The truth is, if she were a man we'd be talking not about gender or reasons behind why he did what he did we'd be talking about laws to stop and laws to protect. Separating out a predator by gender gives one gender more culpability while letting the other off easier. We already as a country (US) pretty much cater to our sexual predators, now women predators are not just catered to but are given excuses and explanations. This isn't immature of her, it's wrong and criminal behavior. If the teacher were male such words wouldn't come up.
It doesn't matter if the boy "asked" the teacher for sex. If he asked her for an A on a paper would she give it so readily? No, and she'd be fired for it too with no excuses given.
This isn't about teenage boys, it's about being willing to see the victim as having responsibility in the crime. Shameful to even suggest it. And you teach the very children you blame. What a frightening, frightening thought.
Lastly, after writing all this I fear it will fall on Deaf ears because for many the idea that boys like it and that they participate rather than are victimized seems to be deeply rooted not just in this forum but in society largely. It's sad really, they're children and a child (male or female) should be protected equally.

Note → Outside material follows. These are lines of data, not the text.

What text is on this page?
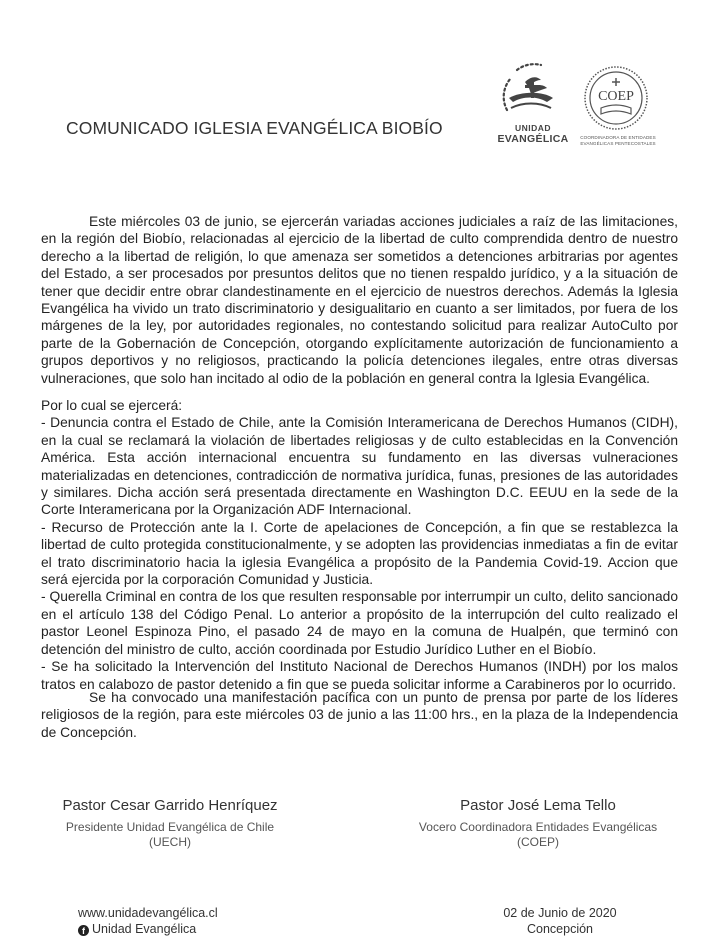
COMUNICADO IGLESIA EVANGÉLICA BIOBÍO	UNIDAD
EVANGÉLICA
COEP
COORDINADORA DE ENTIDADES
EVANGÉLICAS PENTECOSTALES
Este miércoles 03 de junio, se ejercerán variadas acciones judiciales a raíz de las limitaciones, en la región del Biobío, relacionadas al ejercicio de la libertad de culto comprendida dentro de nuestro derecho a la libertad de religión, lo que amenaza ser sometidos a detenciones arbitrarias por agentes del Estado, a ser procesados por presuntos delitos que no tienen respaldo jurídico, y a la situación de tener que decidir entre obrar clandestinamente en el ejercicio de nuestros derechos. Además la Iglesia Evangélica ha vivido un trato discriminatorio y desigualitario en cuanto a ser limitados, por fuera de los márgenes de la ley, por autoridades regionales, no contestando solicitud para realizar AutoCulto por parte de la Gobernación de Concepción, otorgando explícitamente autorización de funcionamiento a grupos deportivos y no religiosos, practicando la policía detenciones ilegales, entre otras diversas vulneraciones, que solo han incitado al odio de la población en general contra la Iglesia Evangélica.
Por lo cual se ejercerá:
- Denuncia contra el Estado de Chile, ante la Comisión Interamericana de Derechos Humanos (CIDH), en la cual se reclamará la violación de libertades religiosas y de culto establecidas en la Convención América. Esta acción internacional encuentra su fundamento en las diversas vulneraciones materializadas en detenciones, contradicción de normativa jurídica, funas, presiones de las autoridades y similares. Dicha acción será presentada directamente en Washington D.C. EEUU en la sede de la Corte Interamericana por la Organización ADF Internacional.
- Recurso de Protección ante la I. Corte de apelaciones de Concepción, a fin que se restablezca la libertad de culto protegida constitucionalmente, y se adopten las providencias inmediatas a fin de evitar el trato discriminatorio hacia la iglesia Evangélica a propósito de la Pandemia Covid-19. Accion que será ejercida por la corporación Comunidad y Justicia.
- Querella Criminal en contra de los que resulten responsable por interrumpir un culto, delito sancionado en el artículo 138 del Código Penal. Lo anterior a propósito de la interrupción del culto realizado el pastor Leonel Espinoza Pino, el pasado 24 de mayo en la comuna de Hualpén, que terminó con detención del ministro de culto, acción coordinada por Estudio Jurídico Luther en el Biobío.
- Se ha solicitado la Intervención del Instituto Nacional de Derechos Humanos (INDH) por los malos tratos en calabozo de pastor detenido a fin que se pueda solicitar informe a Carabineros por lo ocurrido.
Se ha convocado una manifestación pacífica con un punto de prensa por parte de los líderes religiosos de la región, para este miércoles 03 de junio a las 11:00 hrs., en la plaza de la Independencia de Concepción.
Pastor Cesar Garrido Henríquez
Presidente Unidad Evangélica de Chile
(UECH)
Pastor José Lema Tello
Vocero Coordinadora Entidades Evangélicas
(COEP)
www.unidadevangélica.cl
f Unidad Evangélica
02 de Junio de 2020
Concepción
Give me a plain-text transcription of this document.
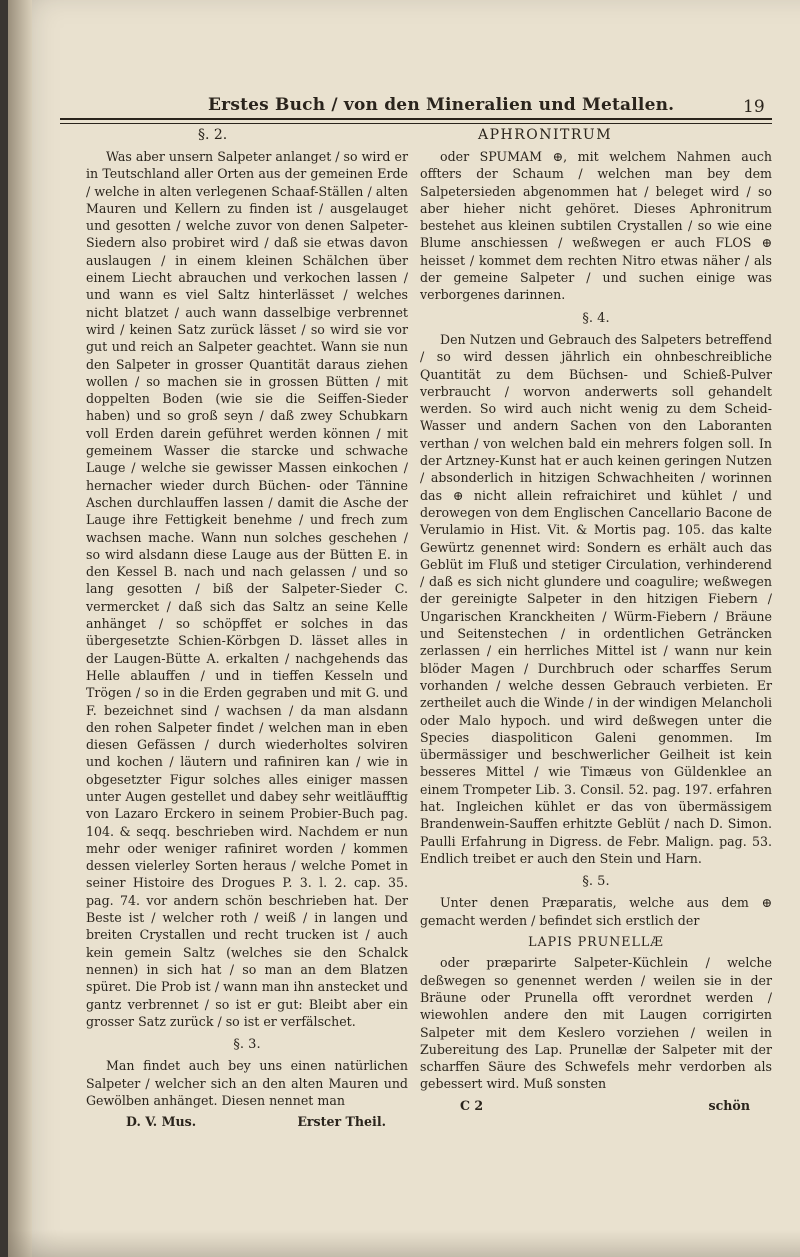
Erstes Buch / von den Mineralien und Metallen.	19
§. 2.	APHRONITRUM

Was aber unsern Salpeter anlanget / so wird er in Teutschland aller Orten aus der gemeinen Erde / welche in alten verlegenen Schaaf-Ställen / alten Mauren und Kellern zu finden ist / ausgelauget und gesotten / welche zuvor von denen Salpeter-Siedern also probiret wird / daß sie etwas davon auslaugen / in einem kleinen Schälchen über einem Liecht abrauchen und verkochen lassen / und wann es viel Saltz hinterlässet / welches nicht blatzet / auch wann dasselbige verbrennet wird / keinen Satz zurück lässet / so wird sie vor gut und reich an Salpeter geachtet. Wann sie nun den Salpeter in grosser Quantität daraus ziehen wollen / so machen sie in grossen Bütten / mit doppelten Boden (wie sie die Seiffen-Sieder haben) und so groß seyn / daß zwey Schubkarn voll Erden darein geführet werden können / mit gemeinem Wasser die starcke und schwache Lauge / welche sie gewisser Massen einkochen / hernacher wieder durch Büchen- oder Tännine Aschen durchlauffen lassen / damit die Asche der Lauge ihre Fettigkeit benehme / und frech zum wachsen mache. Wann nun solches geschehen / so wird alsdann diese Lauge aus der Bütten E. in den Kessel B. nach und nach gelassen / und so lang gesotten / biß der Salpeter-Sieder C. vermercket / daß sich das Saltz an seine Kelle anhänget / so schöpffet er solches in das übergesetzte Schien-Körbgen D. lässet alles in der Laugen-Bütte A. erkalten / nachgehends das Helle ablauffen / und in tieffen Kesseln und Trögen / so in die Erden gegraben und mit G. und F. bezeichnet sind / wachsen / da man alsdann den rohen Salpeter findet / welchen man in eben diesen Gefässen / durch wiederholtes solviren und kochen / läutern und rafiniren kan / wie in obgesetzter Figur solches alles einiger massen unter Augen gestellet und dabey sehr weitläufftig von Lazaro Erckero in seinem Probier-Buch pag. 104. & seqq. beschrieben wird. Nachdem er nun mehr oder weniger rafiniret worden / kommen dessen vielerley Sorten heraus / welche Pomet in seiner Histoire des Drogues P. 3. l. 2. cap. 35. pag. 74. vor andern schön beschrieben hat. Der Beste ist / welcher roth / weiß / in langen und breiten Crystallen und recht trucken ist / auch kein gemein Saltz (welches sie den Schalck nennen) in sich hat / so man an dem Blatzen spüret. Die Prob ist / wann man ihn anstecket und gantz verbrennet / so ist er gut: Bleibt aber ein grosser Satz zurück / so ist er verfälschet.

§. 3.

Man findet auch bey uns einen natürlichen Salpeter / welcher sich an den alten Mauren und Gewölben anhänget. Diesen nennet man

D. V. Mus.	Erster Theil.

oder SPUMAM ⊕, mit welchem Nahmen auch offters der Schaum / welchen man bey dem Salpetersieden abgenommen hat / beleget wird / so aber hieher nicht gehöret. Dieses Aphronitrum bestehet aus kleinen subtilen Crystallen / so wie eine Blume anschiessen / weßwegen er auch FLOS ⊕ heisset / kommet dem rechten Nitro etwas näher / als der gemeine Salpeter / und suchen einige was verborgenes darinnen.

§. 4.

Den Nutzen und Gebrauch des Salpeters betreffend / so wird dessen jährlich ein ohnbeschreibliche Quantität zu dem Büchsen- und Schieß-Pulver verbraucht / worvon anderwerts soll gehandelt werden. So wird auch nicht wenig zu dem Scheid-Wasser und andern Sachen von den Laboranten verthan / von welchen bald ein mehrers folgen soll. In der Artzney-Kunst hat er auch keinen geringen Nutzen / absonderlich in hitzigen Schwachheiten / worinnen das ⊕ nicht allein refraichiret und kühlet / und derowegen von dem Englischen Cancellario Bacone de Verulamio in Hist. Vit. & Mortis pag. 105. das kalte Gewürtz genennet wird: Sondern es erhält auch das Geblüt im Fluß und stetiger Circulation, verhinderend / daß es sich nicht glundere und coagulire; weßwegen der gereinigte Salpeter in den hitzigen Fiebern / Ungarischen Kranckheiten / Würm-Fiebern / Bräune und Seitenstechen / in ordentlichen Geträncken zerlassen / ein herrliches Mittel ist / wann nur kein blöder Magen / Durchbruch oder scharffes Serum vorhanden / welche dessen Gebrauch verbieten. Er zertheilet auch die Winde / in der windigen Melancholi oder Malo hypoch. und wird deßwegen unter die Species diaspoliticon Galeni genommen. Im übermässiger und beschwerlicher Geilheit ist kein besseres Mittel / wie Timæus von Güldenklee an einem Trompeter Lib. 3. Consil. 52. pag. 197. erfahren hat. Ingleichen kühlet er das von übermässigem Brandenwein-Sauffen erhitzte Geblüt / nach D. Simon. Paulli Erfahrung in Digress. de Febr. Malign. pag. 53. Endlich treibet er auch den Stein und Harn.

§. 5.

Unter denen Præparatis, welche aus dem ⊕ gemacht werden / befindet sich erstlich der

LAPIS PRUNELLÆ

oder præparirte Salpeter-Küchlein / welche deßwegen so genennet werden / weilen sie in der Bräune oder Prunella offt verordnet werden / wiewohlen andere den mit Laugen corrigirten Salpeter mit dem Keslero vorziehen / weilen in Zubereitung des Lap. Prunellæ der Salpeter mit der scharffen Säure des Schwefels mehr verdorben als gebessert wird. Muß sonsten

C 2	schön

Austin of Sundrip Journals
Posted by: Austin of Sundrip at December 21, 2007 10:55 AMWell, the sexist comments here are amazing. I do wonder for those that suggest that women who have sex with boys are not molesters because boys are more mature and can handle the sex.
I point you to abortion laws (don't care if you agree with abortion or not) , they state that a girl child of any age can have an abortion without parental consent or permission. These laws state that girl children have the right to a surgical procedure and are mature enough to make that decision BUT people on here are suggesting that girls of 14, 16 etc aren't old enough to consent. REMEMBER statutory rape laws state specifically that consent doesn't matter, because the kids are too young to consent. BUT, we excuse women who molest (and people rarely use that term when referring to women, they prefer the term, had a relationship) kids. BTW, I will also say this, women who molest kids are treated with kid gloves (pun intended) no matter if their victim is a boy or a girl and men are treated as pedo, molesters not deserving of anything but contempt even if the victims is willing participant regardless of gender of the victim.
SO, I really wonder, does society focus on the gender of the perp more than the gender of the victim.